Denn sie sucht mich bereits heim. In meinen Tag- und Nachtträumen. Beim Sporttraining, obwohl sie selbst nicht mehr dort war, seitdem ich sie das letzte Mal gesehen habe. Unter der Dusche. Bei den Mahlzeiten. Wenn ich nachts auf dem Dach liege und in den Himmel starre.

Sie ist in meinem Kopf. Mal gefährlich, mal klug, mal geheimnisvoll, mal tödlich, mal zerbrechlich, mal stark. Meistens verlockend. Immer schön.

In meinen Visionen beobachtet sie mich manchmal beim Training, dann kämpfen wir Seite an Seite, meistens zieht sie am Ende meinen Kopf zu sich hinunter, um mich zu küssen.

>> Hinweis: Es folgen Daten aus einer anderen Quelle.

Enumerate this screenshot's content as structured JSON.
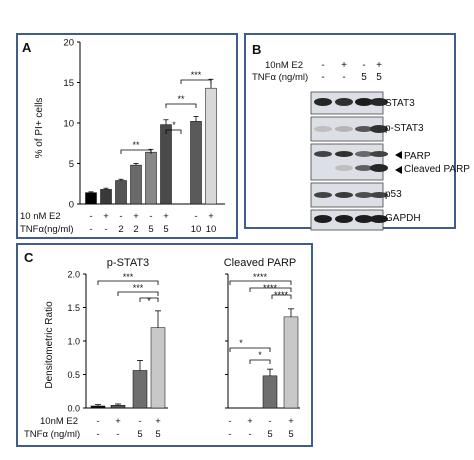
{
  "figure": {
    "panel_labels": {
      "a": "A",
      "b": "B",
      "c": "C"
    }
  },
  "panelA": {
    "ylabel": "% of PI+ cells",
    "yticks": [
      "0",
      "5",
      "10",
      "15",
      "20"
    ],
    "e2_label": "10 nM E2",
    "tnf_label": "TNFα(ng/ml)",
    "e2_row": [
      "-",
      "+",
      "-",
      "+",
      "-",
      "+",
      "-",
      "+"
    ],
    "tnf_row": [
      "-",
      "-",
      "2",
      "2",
      "5",
      "5",
      "10",
      "10"
    ],
    "sig": [
      "**",
      "*",
      "**",
      "***"
    ]
  },
  "panelB": {
    "e2_label": "10nM E2",
    "tnf_label": "TNFα (ng/ml)",
    "e2_row": [
      "-",
      "+",
      "-",
      "+"
    ],
    "tnf_row": [
      "-",
      "-",
      "5",
      "5"
    ],
    "rows": [
      "STAT3",
      "p-STAT3",
      "PARP",
      "Cleaved PARP",
      "p53",
      "GAPDH"
    ]
  },
  "panelC": {
    "ylabel": "Densitometric Ratio",
    "left_title": "p-STAT3",
    "right_title": "Cleaved PARP",
    "yticks": [
      "0.0",
      "0.5",
      "1.0",
      "1.5",
      "2.0"
    ],
    "e2_label": "10nM E2",
    "tnf_label": "TNFα (ng/ml)",
    "e2_row": [
      "-",
      "+",
      "-",
      "+"
    ],
    "tnf_row": [
      "-",
      "-",
      "5",
      "5"
    ],
    "left_sig": [
      "***",
      "***",
      "*"
    ],
    "right_sig": [
      "****",
      "****",
      "****",
      "*",
      "*"
    ]
  },
  "chart_data": [
    {
      "type": "bar",
      "title": "",
      "ylabel": "% of PI+ cells",
      "ylim": [
        0,
        20
      ],
      "categories": [
        "1",
        "2",
        "3",
        "4",
        "5",
        "6",
        "7",
        "8"
      ],
      "values": [
        1.4,
        1.8,
        2.9,
        4.8,
        6.4,
        9.8,
        10.2,
        14.3
      ],
      "errors": [
        0.1,
        0.15,
        0.15,
        0.2,
        0.35,
        0.6,
        0.6,
        1.1
      ],
      "colors": [
        "#000000",
        "#3a3a3a",
        "#555555",
        "#6a6a6a",
        "#888888",
        "#4a4a4a",
        "#5a5a5a",
        "#d8d8d8"
      ]
    },
    {
      "type": "bar",
      "title": "p-STAT3",
      "ylabel": "Densitometric Ratio",
      "ylim": [
        0,
        2
      ],
      "categories": [
        "1",
        "2",
        "3",
        "4"
      ],
      "values": [
        0.03,
        0.04,
        0.56,
        1.2
      ],
      "errors": [
        0.02,
        0.02,
        0.15,
        0.25
      ],
      "colors": [
        "#111111",
        "#555555",
        "#6e6e6e",
        "#c8c8c8"
      ]
    },
    {
      "type": "bar",
      "title": "Cleaved PARP",
      "ylabel": "Densitometric Ratio",
      "ylim": [
        0,
        2
      ],
      "categories": [
        "1",
        "2",
        "3",
        "4"
      ],
      "values": [
        0,
        0,
        0.48,
        1.36
      ],
      "errors": [
        0,
        0,
        0.1,
        0.12
      ],
      "colors": [
        "#111111",
        "#555555",
        "#6e6e6e",
        "#c8c8c8"
      ]
    }
  ]
}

Es gelingt mir einfach nicht, sie auszusperren.

***

Blaise und Ginny lassen sich mir gegenüber an unseren üblichen Tisch im Speisesaal fallen und strecken gleichzeitig die Beine aus. Creevey erscheint keine zwei Minuten später und tut mit einem lauten Ächzen exakt dasselbe.

„Warum sind wir hier?", fragt er und legt den Kopf schief.

„Es gibt da so eine Charaktereigenschaft, die dir fremd ist, die ich dir aber gerne ans Herz legen würde", foppt Blaise ihn mit väterlicher Stimme. „Sie nennt sich Geduld."